3. The light-emitting substrate according to claim 1 or 2, wherein the depth of the opening is less than or equal to 2.5 μm.

4. The light-emitting substrate according to claim 1, wherein a thickness of the insulating film layer corresponding to the functional region is greater than or equal to 3.5 μm, and a thickness of the insulating film layer corresponding to the bonding region is less than or equal to 2.5 μm.

5. The light-emitting substrate according to claim 4, wherein the insulating film layer comprises a first inorganic insulating layer, an organic insulating layer, and a second inorganic insulating layer which are stacked.

6. The light-emitting substrate according to claim 4 or 5, wherein a thickness of the organic insulating layer corresponding to the functional region is greater than or equal to 3.5 μm, and a thickness of the organic insulating layer corresponding to the bonding region is less than or equal to 2.5 μm.

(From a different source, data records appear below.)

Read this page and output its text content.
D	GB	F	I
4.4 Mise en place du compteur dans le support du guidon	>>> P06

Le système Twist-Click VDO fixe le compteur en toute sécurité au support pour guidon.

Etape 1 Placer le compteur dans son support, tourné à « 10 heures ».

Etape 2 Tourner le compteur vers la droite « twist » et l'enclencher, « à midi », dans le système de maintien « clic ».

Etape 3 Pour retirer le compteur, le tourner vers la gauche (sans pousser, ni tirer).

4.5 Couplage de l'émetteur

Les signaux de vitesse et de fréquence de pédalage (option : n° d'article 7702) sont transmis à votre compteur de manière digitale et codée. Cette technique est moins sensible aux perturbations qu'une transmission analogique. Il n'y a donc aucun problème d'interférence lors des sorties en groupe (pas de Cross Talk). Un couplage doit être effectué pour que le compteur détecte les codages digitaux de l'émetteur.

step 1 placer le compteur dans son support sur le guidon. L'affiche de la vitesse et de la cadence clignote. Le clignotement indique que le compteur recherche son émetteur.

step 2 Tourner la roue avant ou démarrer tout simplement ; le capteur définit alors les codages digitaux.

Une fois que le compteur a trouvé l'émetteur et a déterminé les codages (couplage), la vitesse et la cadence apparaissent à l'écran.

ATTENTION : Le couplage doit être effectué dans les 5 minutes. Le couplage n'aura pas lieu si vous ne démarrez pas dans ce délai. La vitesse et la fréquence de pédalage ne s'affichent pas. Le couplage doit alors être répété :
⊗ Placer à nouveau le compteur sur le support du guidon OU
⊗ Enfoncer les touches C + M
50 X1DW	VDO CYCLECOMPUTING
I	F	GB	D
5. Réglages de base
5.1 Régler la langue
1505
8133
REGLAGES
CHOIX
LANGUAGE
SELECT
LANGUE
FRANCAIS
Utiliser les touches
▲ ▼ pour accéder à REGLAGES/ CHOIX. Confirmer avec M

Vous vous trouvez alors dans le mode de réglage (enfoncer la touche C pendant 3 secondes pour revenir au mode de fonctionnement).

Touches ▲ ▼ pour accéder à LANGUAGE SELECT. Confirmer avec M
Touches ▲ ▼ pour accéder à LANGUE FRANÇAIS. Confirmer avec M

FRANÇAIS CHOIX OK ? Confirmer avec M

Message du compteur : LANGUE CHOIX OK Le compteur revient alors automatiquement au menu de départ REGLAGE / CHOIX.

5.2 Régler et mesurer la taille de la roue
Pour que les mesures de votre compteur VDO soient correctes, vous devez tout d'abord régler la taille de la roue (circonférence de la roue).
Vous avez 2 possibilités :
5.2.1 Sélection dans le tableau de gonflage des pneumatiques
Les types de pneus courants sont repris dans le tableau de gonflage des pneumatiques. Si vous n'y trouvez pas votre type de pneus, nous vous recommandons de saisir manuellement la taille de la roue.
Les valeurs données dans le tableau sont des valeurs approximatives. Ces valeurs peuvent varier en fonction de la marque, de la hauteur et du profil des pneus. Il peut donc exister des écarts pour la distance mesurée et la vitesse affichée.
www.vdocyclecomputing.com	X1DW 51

7. The light-emitting substrate of claim 1, further comprising a plurality of light-emitting elements disposed in the functional region, the plurality of light-emitting elements comprising at least one of a light-emitting diode, a sub-millimeter light-emitting diode, and a micro light-emitting diode.

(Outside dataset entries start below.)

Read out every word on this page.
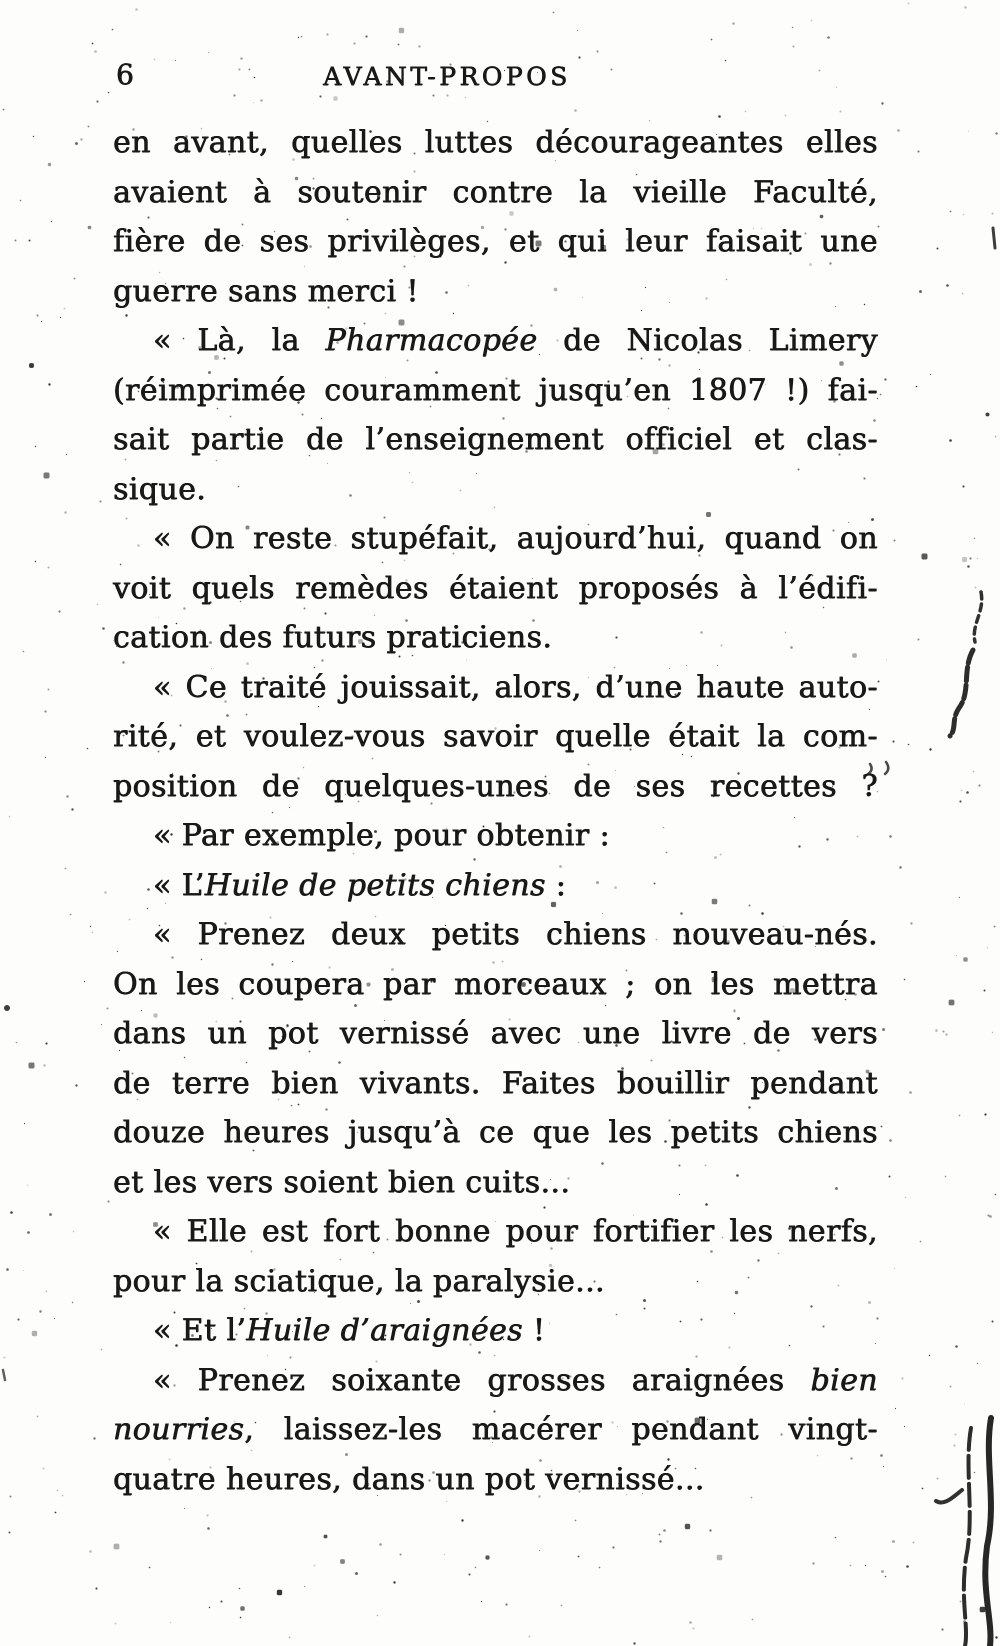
6	AVANT-PROPOS
en avant, quelles luttes décourageantes elles
avaient à soutenir contre la vieille Faculté,
fière de ses privilèges, et qui leur faisait une
guerre sans merci !
« Là, la Pharmacopée de Nicolas Limery
(réimprimée couramment jusqu’en 1807 !) fai-
sait partie de l’enseignement officiel et clas-
sique.
« On reste stupéfait, aujourd’hui, quand on
voit quels remèdes étaient proposés à l’édifi-
cation des futurs praticiens.
« Ce traité jouissait, alors, d’une haute auto-
rité, et voulez-vous savoir quelle était la com-
position de quelques-unes de ses recettes ?
« Par exemple, pour obtenir :
« L’Huile de petits chiens :
« Prenez deux petits chiens nouveau-nés.
On les coupera par morceaux ; on les mettra
dans un pot vernissé avec une livre de vers
de terre bien vivants. Faites bouillir pendant
douze heures jusqu’à ce que les petits chiens
et les vers soient bien cuits...
« Elle est fort bonne pour fortifier les nerfs,
pour la sciatique, la paralysie...
« Et l’Huile d’araignées !
« Prenez soixante grosses araignées bien
nourries, laissez-les macérer pendant vingt-
quatre heures, dans un pot vernissé...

8. The light emitting substrate of claim 7, wherein the first conductive layer comprises at least one of a driving voltage line, a common voltage line, a source power line, and an address line of the light emitting element.

9. A method of manufacturing a light emitting substrate including a functional region and a bonding region, the method comprising:

forming a first conductive layer on a substrate base plate;

forming an insulating film layer on the first conductive layer by using a half-tone mask, wherein the thickness of the insulating film layer corresponding to the functional region is larger than that of the insulating film layer corresponding to the binding region;

and forming a second conductive layer on the insulating film layer, wherein the second conductive layer comprises an electrode arranged in the binding region, the electrode is used for binding with the flexible circuit board, and the first conductive layer is electrically connected with the electrode in the binding region.

10. The method of claim 9, wherein forming an insulating film layer on the first conductive layer using a halftone mask comprises: forming an opening at the position of the insulating film layer corresponding to the binding region by using a halftone mask;

forming a second conductive layer on the insulating film layer, including: the electrode is formed at the opening to electrically connect the electrode with the first conductive layer.

11. The method of claim 9, wherein the depth of the opening is less than or equal to 2.5 μm.

12. A display device comprising the light-emitting substrate according to any one of claims 1 to 8.